Часть первая, часть вторая, часть третья, часть четвертая, часть пятая, часть шестая, часть седьмая
Не надо тебе туда
В семнадцать лет всё здорово. Можно гулять, веселиться, влюбляться во всех девчонок сразу, тусить на концертах. Но именно в семнадцать лет нависает мрачная тень по имени «армия». И это неотвратимо, как осень и школа. Постоянная мысль о том, что ты будешь лысым, ходить строем, вскакивать с кровати, когда хочется спать, бежать неизвестно зачем и куда, исполнять, что прикажут: смирно, налево, направо, упал-отжался. Как только эта мысль подступала, пропадало всякое веселье. Наваливалась тоска и безысходность, даже если это было лето, солнце, речка, а рядом Ленка, Танька, мотоцикл и гитара. «Армия» — страшное слово. И страшное оно не потому, что я не люблю свою Родину, или потому, что я трусло конченое – нет! Страшно потому, что в армии тебя поведут, куда ты не хочешь идти, и заставят делать то, что делать вовсе не хочется. Ты станешь винтиком в механизме, ничем не отличимым от остальных. Р-раз — и ты лысый, а ведь всю жизнь был волосатым. Р-раз — и ты в строю, но строем не ходил никогда, даже в очереди не стоял. Ты просто становишься как все. И никакая ты не талантливая и особенная личность.
А тут еще с оружием в руках отправляли на помощь братскому народу в Афганистан, и печальные истории вернувшихся о не вернувшихся не бодрили и не звали отдать свою жизнь неизвестно за что и зачем. Но неизбежность, она потому и неизбежность, что от неё как ни бегай, как ни убегай, всё равно в нее уткнешься, да еще растерянным и неготовым её встретить.

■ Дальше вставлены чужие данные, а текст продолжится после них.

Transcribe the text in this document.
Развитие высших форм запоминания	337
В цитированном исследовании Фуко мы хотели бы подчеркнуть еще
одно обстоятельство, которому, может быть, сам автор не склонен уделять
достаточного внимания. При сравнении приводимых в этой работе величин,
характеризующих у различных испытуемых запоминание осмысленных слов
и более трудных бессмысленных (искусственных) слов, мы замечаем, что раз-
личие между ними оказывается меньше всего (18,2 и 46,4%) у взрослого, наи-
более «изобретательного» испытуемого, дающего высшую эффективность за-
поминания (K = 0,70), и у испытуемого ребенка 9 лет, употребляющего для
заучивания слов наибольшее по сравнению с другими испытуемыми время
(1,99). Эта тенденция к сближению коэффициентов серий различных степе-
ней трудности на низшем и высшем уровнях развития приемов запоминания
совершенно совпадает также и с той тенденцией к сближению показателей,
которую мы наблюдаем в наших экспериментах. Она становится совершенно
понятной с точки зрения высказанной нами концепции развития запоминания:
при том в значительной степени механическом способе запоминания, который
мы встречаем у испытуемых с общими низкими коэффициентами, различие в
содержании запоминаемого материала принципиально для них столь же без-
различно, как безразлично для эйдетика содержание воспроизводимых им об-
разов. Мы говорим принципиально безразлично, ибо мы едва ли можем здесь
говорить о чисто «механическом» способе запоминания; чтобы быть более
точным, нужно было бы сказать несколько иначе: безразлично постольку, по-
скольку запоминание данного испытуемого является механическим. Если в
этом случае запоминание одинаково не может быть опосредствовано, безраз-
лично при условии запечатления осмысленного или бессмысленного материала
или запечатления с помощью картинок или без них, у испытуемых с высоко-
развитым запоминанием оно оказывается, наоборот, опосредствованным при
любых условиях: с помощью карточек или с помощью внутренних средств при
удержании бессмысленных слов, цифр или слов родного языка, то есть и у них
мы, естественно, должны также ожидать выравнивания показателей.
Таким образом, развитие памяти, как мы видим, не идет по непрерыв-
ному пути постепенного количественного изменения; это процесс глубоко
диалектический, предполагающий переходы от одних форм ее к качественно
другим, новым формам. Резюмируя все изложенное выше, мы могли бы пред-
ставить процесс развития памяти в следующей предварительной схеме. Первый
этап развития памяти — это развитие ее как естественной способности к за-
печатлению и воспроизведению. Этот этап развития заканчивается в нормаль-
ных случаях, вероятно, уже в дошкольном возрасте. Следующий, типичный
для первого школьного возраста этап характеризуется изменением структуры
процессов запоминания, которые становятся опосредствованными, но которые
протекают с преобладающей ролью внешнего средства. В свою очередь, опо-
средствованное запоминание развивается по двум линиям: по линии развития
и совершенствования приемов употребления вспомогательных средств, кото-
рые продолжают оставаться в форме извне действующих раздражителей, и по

Уже были пройдены все медкомиссии, где с кислыми лицами тебя осматривали, как животное на ферме. Годен-негоден. Годен! Следующий! Я уже смирился с тем, что два года из жизни будут вычеркнуты. Но тут произошло непредсказуемое. На очередной комиссии военные начальники сказали слова, от которых у меня ослабели колени и в животе сделалось тошнёхонько. И так запросто они это сказали, будто я не был особенным, единственным, неповторимым, так себе, просто пацан, как все. Сидящий по центру стола офицер посмотрел на меня, задумался, полистал какой-то журнал и сказал: «Давайте-ка его в Морфлот».
— Куда-а-а?! — заскулил я, забыв о собственной крутизне, — куда вы сказали? — Последний слог я задрал вверх, сорвался на фальцет, да так и остался стоять истуканом, вытянув шею вперед и растопырив глаза как сова. Офицеры как по команде глянули на меня. На лицах никаких эмоций, и так же, как по команде, снова уткнулись в листочки.
— В Морфлот, — повторил офицер и отрезал: — Следующий!
Жизнь оборвалась. В голове теперь лежал угловатый камень, а на нем надпись: «Морфлот». Три года! И так обидно, что нет вариантов, как в сказке: «направо пойдешь, налево пойдешь, прямо…». Все предельно конкретно — Морфлот. Три года. И дел нет тому офицеру, два года или три. Всё равно. Я убит. Просто убит, и нет меня.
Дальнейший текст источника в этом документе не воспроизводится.